Mimo to możliwe jest przedstawienie wszystkich liczb wymiernych w postaci nieskończonego ciągu, choć nie rosnącego albo… rosnącego inaczej. Sprytnie i prosto poradził sobie z tym niemiecki matematyk Georg Cantor w roku 1873, sporządzając tabelę, której wiersze i kolumny oznaczone były kolejnymi liczbami naturalnymi. Przecięcia wierszy (w) i kolumn (k) takiej tabeli odpowiadają ułamkom (w/k), zaś cała jest nieskończenie pojemna i obejmuje wszystkie liczby wymierne, łącznie z kompletem ich kopii, czyli ułamkami skracalnymi. Ciąg powstaje, gdy spisujemy liczby „zygzakiem po skosie” (rys. 1) – wszystkie są jakby zgarniane przez pracujący przy budowie autostrady spychacz z nieskończenie szerokim lemieszem, jadący po przekątnej tabeli. Po pominięciu ułamków skracalnych ciąg przybiera osobliwą postać:
1, 2, 1/2, 1/3, 3, 4, 3/2, 2/3, 1/4, 1/5, 5, 6, 5/2, 4/3, 3/4, 2/5, 1/6, 1/7, 3/5,…
Osobliwą, ponieważ jest na przemian to malejący, to rosnący i stopniowo zmierza do objęcia wszystkich liczb wymiernych.

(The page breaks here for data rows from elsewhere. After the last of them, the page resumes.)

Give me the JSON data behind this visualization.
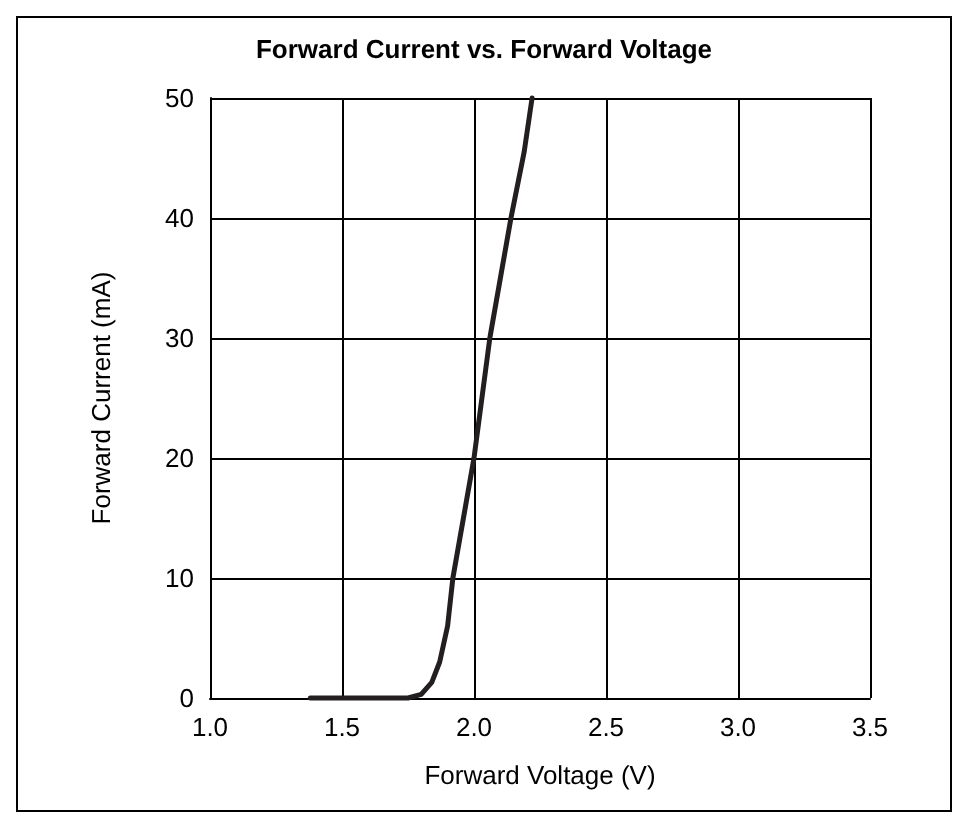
{
  "chart_data": {
    "type": "line",
    "title": "Forward Current vs. Forward Voltage",
    "xlabel": "Forward Voltage (V)",
    "ylabel": "Forward Current (mA)",
    "x": [
      1.38,
      1.6,
      1.75,
      1.8,
      1.84,
      1.87,
      1.9,
      1.92,
      1.96,
      2.0,
      2.03,
      2.06,
      2.1,
      2.14,
      2.19,
      2.22
    ],
    "series": [
      {
        "color": "#231f20",
        "values": [
          0,
          0,
          0,
          0.3,
          1.3,
          3,
          6,
          10,
          15,
          20,
          25,
          30,
          35,
          40,
          45.5,
          50
        ]
      }
    ],
    "xlim": [
      1.0,
      3.5
    ],
    "xticks": [
      {
        "value": 1,
        "label": "1.0"
      },
      1.5,
      {
        "value": 2,
        "label": "2.0"
      },
      2.5,
      {
        "value": 3,
        "label": "3.0"
      },
      3.5
    ],
    "ylim": [
      0,
      50
    ],
    "yticks": [
      0,
      10,
      20,
      30,
      40,
      50
    ],
    "grid": true,
    "marker": "none",
    "line_style": "solid"
  }
}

Cała ta konstrukcja była jednym z pierwszych kroków na drodze zmagań Cantora z nieskończonością – posłużyła mu do wykazania, że liczb wymiernych jest tyle samo, ile naturalnych. Wydaje się to sprzeczne ze zdrowym rozsądkiem, skoro zbiór liczb naturalnych N jest podzbiorem liczb wymiernych Q. Jednakże oba te zbiory są nieskończonymi ciągami, a ich wyrazy można ponumerować i połączyć w pary 1q1, 2q2, 3q3,…, które utworzą ciąg i zbiór nieskończony, a więc równoliczny ze zbiorami N i Q.

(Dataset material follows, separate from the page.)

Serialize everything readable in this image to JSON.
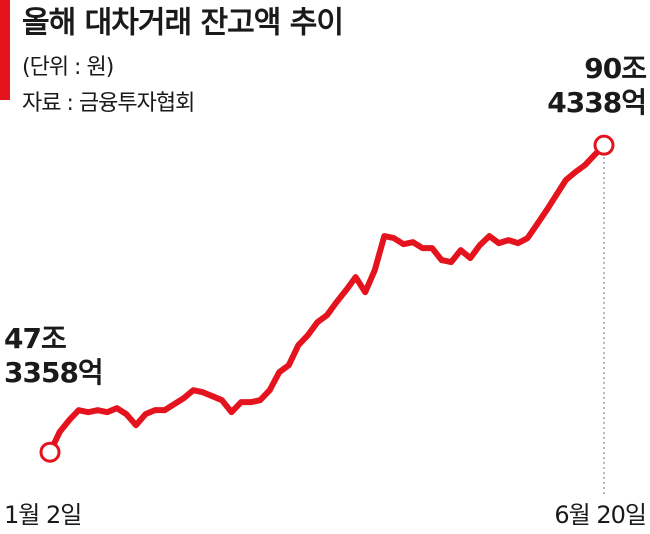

Skoro Cantor wszystkie liczby wymierne ustawił w ciąg, dowiódł tym samym, że zbiór liczb wymiernych jest zbiorem przeliczalnym. W dalszych rozważaniach wystarczy jednak rozpatrywać tylko ułamki właściwe, czyli liczby wymierne zawarte w przedziale [0, 1). Każdej liczbie wymiernej z tego przedziału odpowiada bowiem przeliczalna liczba liczb różniących się od niej o liczbę całkowitą. Na przykład z liczbą 1–3 skoligacone są liczby mieszane 11–3, 21–3, 31–3 itd. Tabelę Cantora można więc obciąć, ograniczając ją do trójkąta obejmującego tylko ułamki właściwe (rys. 2). Spisywany z niej ciąg różni się od pełnotabelowego brakiem liczb większych od jedności:
1, 1/2, 1/3, 2/3, 1/4, 1/5, 3/4, 2/5, 1/6, 1/7, 3/5, 4/5, 2/7, 1/8, 1/9, 3/7…

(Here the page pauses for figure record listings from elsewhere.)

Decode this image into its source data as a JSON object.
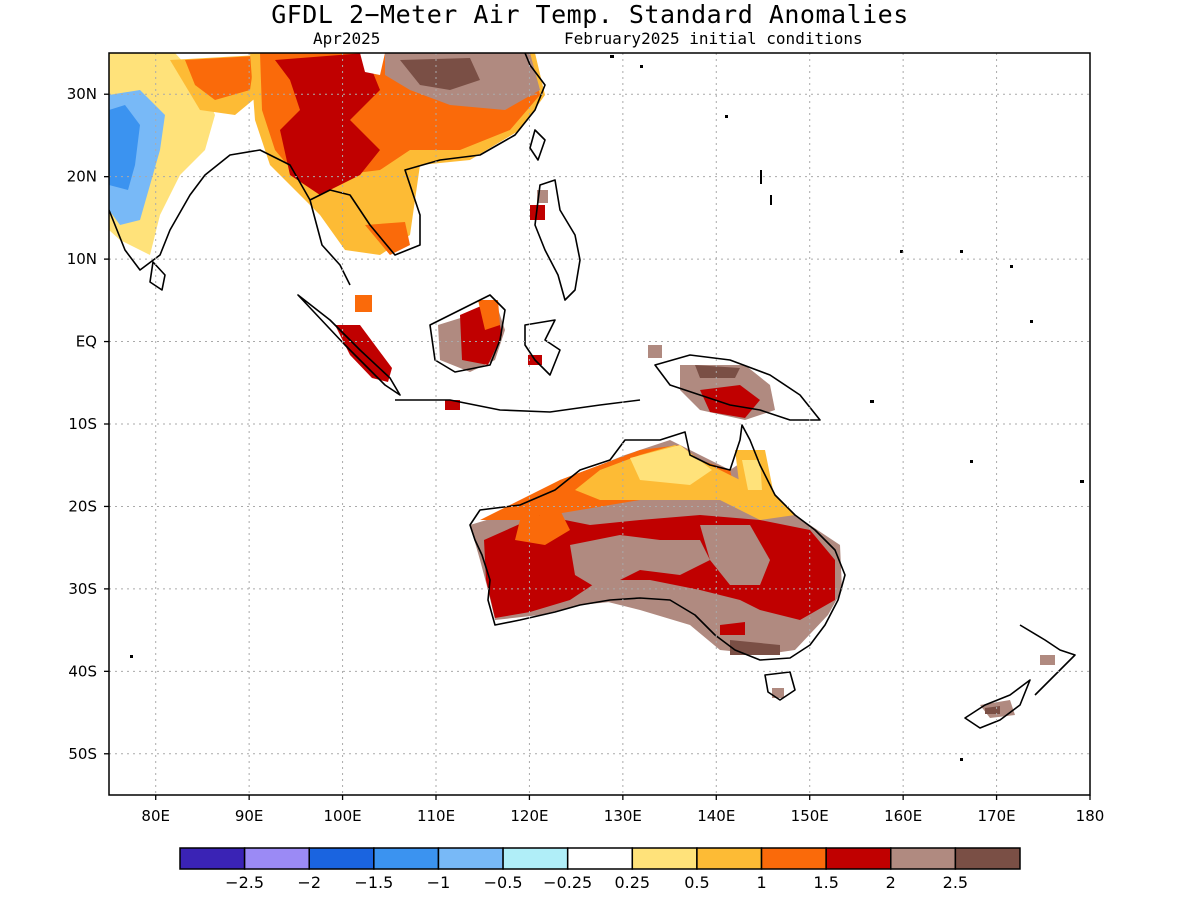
{
  "title": "GFDL 2−Meter Air Temp. Standard Anomalies",
  "subtitle_left": "Apr2025",
  "subtitle_right": "February2025 initial conditions",
  "lat_labels": [
    "30N",
    "20N",
    "10N",
    "EQ",
    "10S",
    "20S",
    "30S",
    "40S",
    "50S"
  ],
  "lon_labels": [
    "80E",
    "90E",
    "100E",
    "110E",
    "120E",
    "130E",
    "140E",
    "150E",
    "160E",
    "170E",
    "180"
  ],
  "colorbar": {
    "colors": [
      "#3a23b5",
      "#9b8af5",
      "#1a64e0",
      "#3b93f0",
      "#78b9f7",
      "#b0eef8",
      "#ffffff",
      "#ffe27a",
      "#fdbb35",
      "#fa6a0a",
      "#c00000",
      "#b08a80",
      "#7a4f45"
    ],
    "labels": [
      "−2.5",
      "−2",
      "−1.5",
      "−1",
      "−0.5",
      "−0.25",
      "0.25",
      "0.5",
      "1",
      "1.5",
      "2",
      "2.5"
    ]
  },
  "chart_data": {
    "type": "heatmap",
    "title": "GFDL 2−Meter Air Temp. Standard Anomalies",
    "lon_range": [
      75,
      180
    ],
    "lat_range": [
      -55,
      35
    ],
    "levels": [
      -2.5,
      -2,
      -1.5,
      -1,
      -0.5,
      -0.25,
      0.25,
      0.5,
      1,
      1.5,
      2,
      2.5
    ],
    "grid": true,
    "regions": [
      {
        "area": "Northern India",
        "anomaly": 0.5
      },
      {
        "area": "Central India",
        "anomaly": -0.5
      },
      {
        "area": "Southeast Asia / Southern China",
        "anomaly": 2
      },
      {
        "area": "Eastern China",
        "anomaly": 2.5
      },
      {
        "area": "Borneo",
        "anomaly": 2
      },
      {
        "area": "Sumatra",
        "anomaly": 2
      },
      {
        "area": "New Guinea",
        "anomaly": 2.5
      },
      {
        "area": "Northern Australia",
        "anomaly": 1
      },
      {
        "area": "Western Australia",
        "anomaly": 2
      },
      {
        "area": "Southeastern Australia",
        "anomaly": 2.5
      },
      {
        "area": "New Zealand",
        "anomaly": 2.5
      }
    ]
  }
}
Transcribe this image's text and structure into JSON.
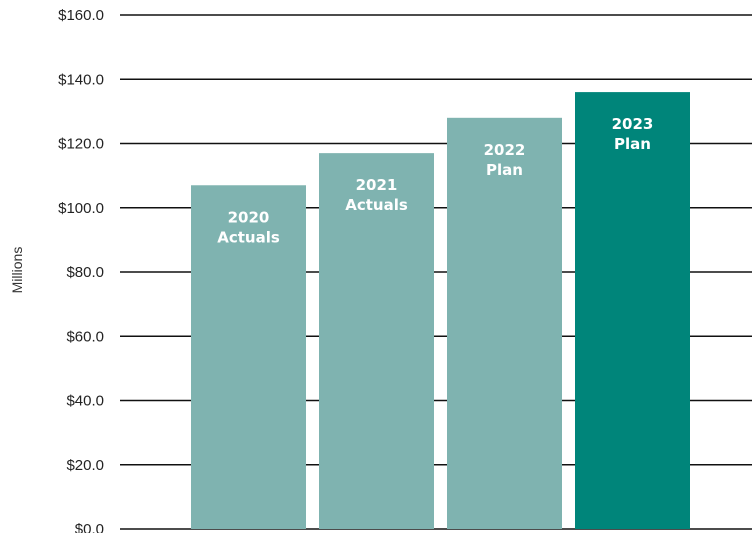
{
  "chart_data": {
    "type": "bar",
    "title": "",
    "xlabel": "",
    "ylabel": "Millions",
    "ylim": [
      0,
      160
    ],
    "yticks": [
      "$0.0",
      "$20.0",
      "$40.0",
      "$60.0",
      "$80.0",
      "$100.0",
      "$120.0",
      "$140.0",
      "$160.0"
    ],
    "grid": true,
    "legend": "none",
    "bars": [
      {
        "label_line1": "2020",
        "label_line2": "Actuals",
        "value": 107,
        "color": "#7fb3b0"
      },
      {
        "label_line1": "2021",
        "label_line2": "Actuals",
        "value": 117,
        "color": "#7fb3b0"
      },
      {
        "label_line1": "2022",
        "label_line2": "Plan",
        "value": 128,
        "color": "#7fb3b0"
      },
      {
        "label_line1": "2023",
        "label_line2": "Plan",
        "value": 136,
        "color": "#00857a"
      }
    ]
  }
}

Oba tabelowe ciągi Cantora powstają w nieco chaotyczny sposób i są w związku z tym trudne do zwięzłego, przejrzystego zdefiniowania. Istnieje jednak elegantsza metoda porządkowania liczb wymiernych. Przypomina ona budowanie jednej autostrady równocześnie w wielu oddalonych od siebie punktach – nie ma jednak wątpliwości, że punkty te pojawiają się we właściwych miejscach, czyli na wyznaczonej trasie.
Zaczynamy od punktów skrajnych, czyli od zera i jedynki przedstawionych w postaci pary ułamków 0/1 i 1/1. Następnie wpisujemy między nimi tzw. mediantę (nie mylić z medianą), czyli ułamek, którego licznik jest sumą liczników, a mianownik sumą mianowników tej pary, a więc 1/2. W kolejnych krokach postępujemy analogicznie z prawie każdą parą sąsiednich ułamków, umieszczając między nimi ich mediantę. Prawie, ponieważ aby zachowany był porządek, wprowadzamy ograniczenie: mianownik żadnego ułamka nie może przekroczyć ustalonej liczby n. Jeśli przyjmiemy n=9, to cały ośmioetapowy proces pojawiania się kolejnych fragmentów zaplanowanej autostrady będzie wyglądał jak na rys. 3. Fragmentami są czerwone ułamki, ukazujące się jako medianty w danym etapie.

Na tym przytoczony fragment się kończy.